Take, for example, the state of Connecticut. Section 1 of the governor’s order establishes restrictions on non-essential activities, “except that religious, spiritual or worship gatherings shall not be subject to such increased restrictions, and shall instead remain subject to the prohibition on gatherings of 50 or more people, provided that they employ reasonable and appropriate distancing measures.”
New Jersey governor Phil Murphy’s Executive Order 107 at Section 2 allows “leaving the home for an educational, religious, or political reason.” He stipulates that “individuals must practice social distancing” and limits gatherings to fewer than 50.

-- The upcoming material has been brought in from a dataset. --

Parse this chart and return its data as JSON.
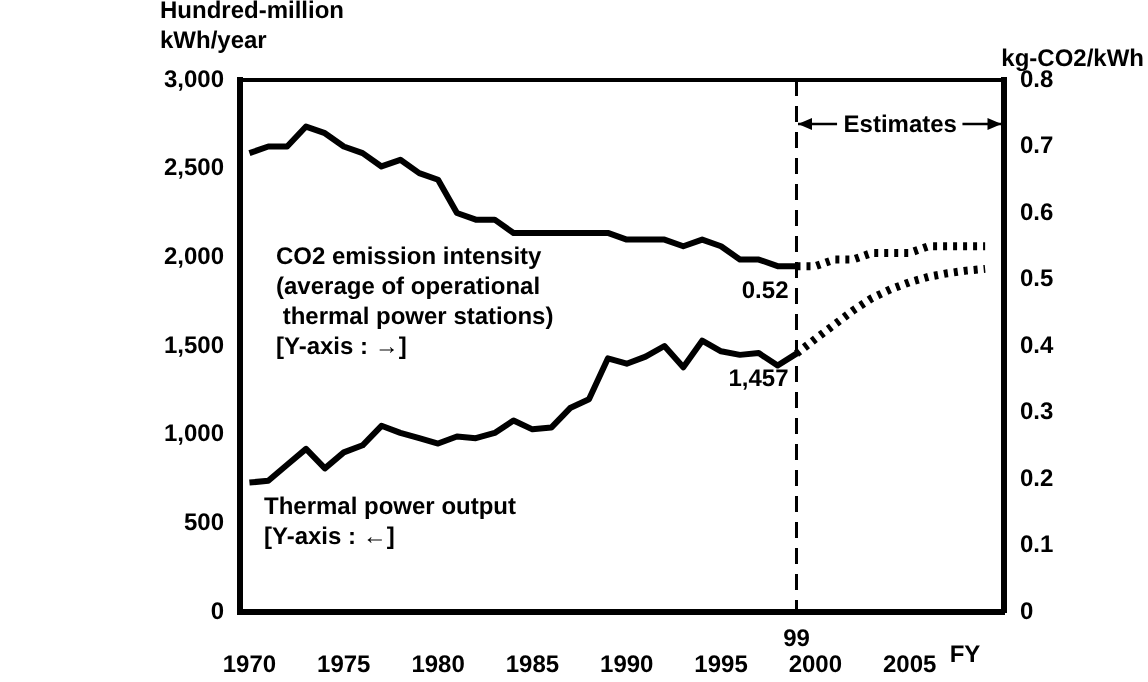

The state of Kansas is also generous, listing church services as an “essential activity.” The faithful are allowed to “perform or attend religious or faith-based services or activities.” The governor’s order supersedes any local stay-at-home order.
Similar allowances now exist in Arizona, Florida, Iowa, Louisiana, New Mexico, North Dakota, Ohio, Oregon, Pennsylvania, South Dakota, Tennessee, Texas, West Virginia, and Wyoming. Other states have more rigid religious allowances, allowing fewer than ten persons present. Thus, these could not be classified as public services, even if some states, for purposes of these directives, count all the members of one household as just a single person.
In the face of such generous provisions, it is hard to understand the sacramental blackout now reigning ominously over the country.
It is generally the bureaucratic state that issues brutal one-size-fits-all guidelines to which citizens struggle to adapt. However, in this case, the different states have presented an organic patchwork of emergency provisions that allow much religious practice. And yet, the Catholic Church has responded with a one-size-fits-all policy of suppressing all public worship services and Masses in America. Some dioceses have even gone farther by placing severe limitations on the sacraments of baptism, confession, Holy Communion, and extreme unction. Even adoration chapels that involve little human contact are closed in many dioceses.
Many Catholics are dismayed by the inflexible, uniform Church policy. They have been accused of wanting to break the law and endanger public health. Media have done much to portray such Americans as intransigent malcontents.
A Draconian Sacramental Lockdown
However, these Catholics are only asking for the strict application of the law. They are willing to do everything possible to facilitate distancing and safety guidelines issued by state officials. Such members do not endanger public health, but are its enthusiastic supporters.
They cannot understand why Catholic bishops go beyond the law to be more Caesar than Caesar. The draconian sacramental lockdown is not required in many states. These state authorities resemble not Caesar, but Constantine. They facilitate sacramental sustenance in this time of trial and crisis. It makes no sense to deny the sacraments when they are most needed. Imaginative pastors who have found ways to minister to their flocks often fear their bishops much more than their governors.
A Loss of Faith
The real issue is a denial of the Church’s role as essential. Our secular culture has replaced God with the government as the sole power. It has raised the enjoyment of life (hence, procured abortion) to the level of a sacrament. On the other hand, religion can be live-streamed on the sidelines.
The worst deniers are those inside the Church. Religion has become so watered down and secularized that many faithful no longer see the Church as essential. Many Church officials have lost the notion of the salvation of souls as the core element of their mission. They do not see that the best way to help the material welfare of the nation in times of crisis is to take care of the spiritual well-being of the faithful, especially through the sacraments. The tragic situation reflects a loss of faith in the power of God and His Blessed Mother to act and aid the faithful who act prudently and zealously to honor Him.
When Caesar has offered to give to God that which is God’s, this is not the time to out-Caesar Caesar.